À partir des années 1970, les élus ont les yeux de Chimène pour la grande distribution entraînant le déclin du petit commerce, moins compétitif que les chaînes franchisées qui, elles, s’installent en banlieue où elles trouvent un foncier plus abordable : la Belgique enregistrera ainsi une perte de près de 50% de ses petits commerces entre 1947 et 2015… C’est que les grands centres commerciaux ont aussi été vus comme des "produits financiers spéculatifs", plus rentables que les produits d’immobilier d’entreprise.

En France comme au Japon le manque de maîtrise de l’étalement urbain et le "laisser faire" dans l’attribution des permis de grandes surfaces sont sous le feu des critiques. En Amérique du Nord, c’est plutôt le modèle de société fondé sur la voiture qui est mis en cause. Mais l’Allemagne a, elle, su maintenir une réglementation contraignante pour les grandes surfaces et protectrice des petits commerces. Résultat : elle a préservé un équilibre avec un chiffre d’affaires du commerce qui se répartit équitablement entre périphérie, centre-ville et quartiers (un tiers chacun). En France, la périphérie concentre 62% du chiffre d’affaires du commerce contre 25% en centre-ville et 13% dans les quartiers. "En général, le relâchement dans l’attribution des permis de construire caractérise les contextes où les grands groupes commerciaux promettent la création d’emplois (…) venant compenser la perte d'emplois manufacturiers..." Tout ceci a entraîné une hausse de la vacance commerciale dans 90% des villes moyennes. Et entre 2000 et 2019, le Royaume-Uni a perdu 15.000 enseignes en centre-ville, avec un taux de vacance national oscillant entre 14 et 16%.

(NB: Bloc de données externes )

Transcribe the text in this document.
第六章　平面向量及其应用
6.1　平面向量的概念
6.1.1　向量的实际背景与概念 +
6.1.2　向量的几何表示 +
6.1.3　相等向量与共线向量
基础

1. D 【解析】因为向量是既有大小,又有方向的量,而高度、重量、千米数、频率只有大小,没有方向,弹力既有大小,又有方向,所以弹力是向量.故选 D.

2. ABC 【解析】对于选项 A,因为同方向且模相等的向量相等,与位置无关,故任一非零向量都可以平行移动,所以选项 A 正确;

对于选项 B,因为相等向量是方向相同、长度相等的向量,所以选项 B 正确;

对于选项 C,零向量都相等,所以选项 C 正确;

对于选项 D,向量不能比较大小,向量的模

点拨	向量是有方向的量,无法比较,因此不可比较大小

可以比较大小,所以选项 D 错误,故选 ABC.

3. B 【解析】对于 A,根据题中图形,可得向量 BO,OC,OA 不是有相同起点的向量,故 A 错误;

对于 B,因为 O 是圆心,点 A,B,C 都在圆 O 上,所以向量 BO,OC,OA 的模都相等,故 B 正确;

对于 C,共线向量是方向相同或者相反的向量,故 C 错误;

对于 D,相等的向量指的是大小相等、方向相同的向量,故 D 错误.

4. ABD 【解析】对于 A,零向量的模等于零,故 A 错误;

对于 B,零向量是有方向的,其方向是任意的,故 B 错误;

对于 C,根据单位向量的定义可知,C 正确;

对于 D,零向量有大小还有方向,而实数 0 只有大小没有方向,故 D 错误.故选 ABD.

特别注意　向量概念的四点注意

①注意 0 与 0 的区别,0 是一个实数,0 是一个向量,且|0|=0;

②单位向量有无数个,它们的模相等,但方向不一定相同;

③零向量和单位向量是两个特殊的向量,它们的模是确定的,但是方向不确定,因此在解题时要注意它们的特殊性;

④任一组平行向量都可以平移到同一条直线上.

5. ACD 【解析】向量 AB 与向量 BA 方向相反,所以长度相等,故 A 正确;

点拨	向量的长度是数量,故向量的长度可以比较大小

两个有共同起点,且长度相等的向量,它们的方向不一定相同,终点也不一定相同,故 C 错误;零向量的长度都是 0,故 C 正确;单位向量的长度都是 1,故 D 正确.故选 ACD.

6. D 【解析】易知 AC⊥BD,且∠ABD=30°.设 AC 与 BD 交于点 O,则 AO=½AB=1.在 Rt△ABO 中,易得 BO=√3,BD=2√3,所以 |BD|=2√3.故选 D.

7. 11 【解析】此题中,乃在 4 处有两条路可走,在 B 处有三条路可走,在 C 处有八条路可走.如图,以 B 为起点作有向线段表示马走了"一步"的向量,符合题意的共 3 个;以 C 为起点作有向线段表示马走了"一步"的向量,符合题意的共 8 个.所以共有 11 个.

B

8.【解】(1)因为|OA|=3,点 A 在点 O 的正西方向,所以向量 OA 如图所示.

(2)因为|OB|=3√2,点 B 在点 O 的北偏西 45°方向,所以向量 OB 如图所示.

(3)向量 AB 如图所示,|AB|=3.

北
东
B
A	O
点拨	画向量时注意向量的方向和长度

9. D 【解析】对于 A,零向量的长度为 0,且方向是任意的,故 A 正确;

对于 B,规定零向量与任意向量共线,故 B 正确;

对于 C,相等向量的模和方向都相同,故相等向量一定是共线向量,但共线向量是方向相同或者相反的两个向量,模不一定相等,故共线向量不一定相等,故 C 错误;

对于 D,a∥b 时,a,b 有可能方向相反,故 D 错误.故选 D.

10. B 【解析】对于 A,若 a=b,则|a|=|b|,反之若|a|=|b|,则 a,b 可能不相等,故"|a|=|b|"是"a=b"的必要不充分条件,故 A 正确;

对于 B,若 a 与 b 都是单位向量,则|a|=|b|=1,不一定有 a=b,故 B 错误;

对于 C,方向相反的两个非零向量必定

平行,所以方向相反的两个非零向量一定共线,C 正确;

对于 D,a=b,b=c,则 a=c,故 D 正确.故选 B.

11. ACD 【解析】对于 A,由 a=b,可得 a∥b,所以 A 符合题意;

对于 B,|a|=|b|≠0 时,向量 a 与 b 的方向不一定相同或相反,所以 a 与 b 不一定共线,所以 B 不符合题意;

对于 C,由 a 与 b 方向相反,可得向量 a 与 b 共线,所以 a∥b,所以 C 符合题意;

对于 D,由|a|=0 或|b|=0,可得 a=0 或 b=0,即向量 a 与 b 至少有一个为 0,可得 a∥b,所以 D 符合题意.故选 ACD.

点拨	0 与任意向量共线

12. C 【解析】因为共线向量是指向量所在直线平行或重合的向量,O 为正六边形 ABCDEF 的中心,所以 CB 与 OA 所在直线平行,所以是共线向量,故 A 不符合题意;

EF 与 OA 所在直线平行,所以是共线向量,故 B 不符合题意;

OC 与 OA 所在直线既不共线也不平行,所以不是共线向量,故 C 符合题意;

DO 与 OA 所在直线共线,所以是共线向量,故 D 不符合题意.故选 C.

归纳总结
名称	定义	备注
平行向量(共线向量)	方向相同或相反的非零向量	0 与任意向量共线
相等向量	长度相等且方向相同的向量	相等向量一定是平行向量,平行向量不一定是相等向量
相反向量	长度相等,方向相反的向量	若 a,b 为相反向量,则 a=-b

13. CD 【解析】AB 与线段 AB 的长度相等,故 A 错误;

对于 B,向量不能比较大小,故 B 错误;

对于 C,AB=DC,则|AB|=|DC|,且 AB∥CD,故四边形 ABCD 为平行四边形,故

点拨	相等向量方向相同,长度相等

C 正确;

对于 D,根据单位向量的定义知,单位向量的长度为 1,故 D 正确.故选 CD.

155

Une priorité dans tous les pays étudiés

La situation est devenue telle que la revitalisation des centres-villes – qui se traduit en France avec le plan Action cœur de villes – est aujourd’hui "une priorité dans tous les pays étudiés". "Le souci de juguler l’étalement urbain et l’exurbanisation du commerce est devenu omniprésent", soulignent les auteurs.
Historiquement, quatre phases se sont succédé dans cette prise de conscience. À partir de années 1960, les municipalités ont cherché à faciliter le stationnement pour rendre leur centre plus attractif. Puis elles ont essayé de concurrencer les banlieues ont tentant d’installer leurs propres centres commerciaux en centre-ville. Face à l’échec de ces deux stratégies, elles ont essayé de redonner une "identité" aux centres, ça a été en France la grande époque des rues piétonnes qui, dans de nombreux endroits sont aujourd’hui désertées. Depuis les années 2010, on se veut plus pragmatique et on cherche à voir ce qui marche, en mettant en avant les atouts spécifiques du centre par rapport à la périphérie, en renforçant son identité (c’est notamment une priorité du maire de Libourne, Philippe Buisson). On a cessé de considérer qu’un investissement massif sur une "locomotive" suffisait à revitaliser un centre. L’élaboration d’un "plan local d’action" reposant sur une concertation offre un horizon aux investisseurs. Surtout on voit de plus en plus apparaître des politiques de "resserrement urbain" ("smart downsizing" dans les pays anglo-saxons, "stadtumbau" en ex-Allemagne de l’Est). Au Japon, une politique menée depuis 2014 sous l’égide d’un ministre de la revitalisation régionale permet de limiter la construction ou la réhabilitation de grands équipements publics ou commerciaux en dehors de périmètres prédéfinis avec les municipalités. Mais cette "re-concentration urbaine" s’apparente parfois à une "politique d’austérité spatiale" car elle suppose de concentrer les investissement sur des zones présélectionnées.
L'étude indique aussi que pour de nombreux auteurs, "il n'est pas crédible ni souhaitable que les quartiers commerçants retrouvent leur configuration passée" et qu'il vaut mieux "concentrer les efforts sur la réorientation et le renouvellement des commerces".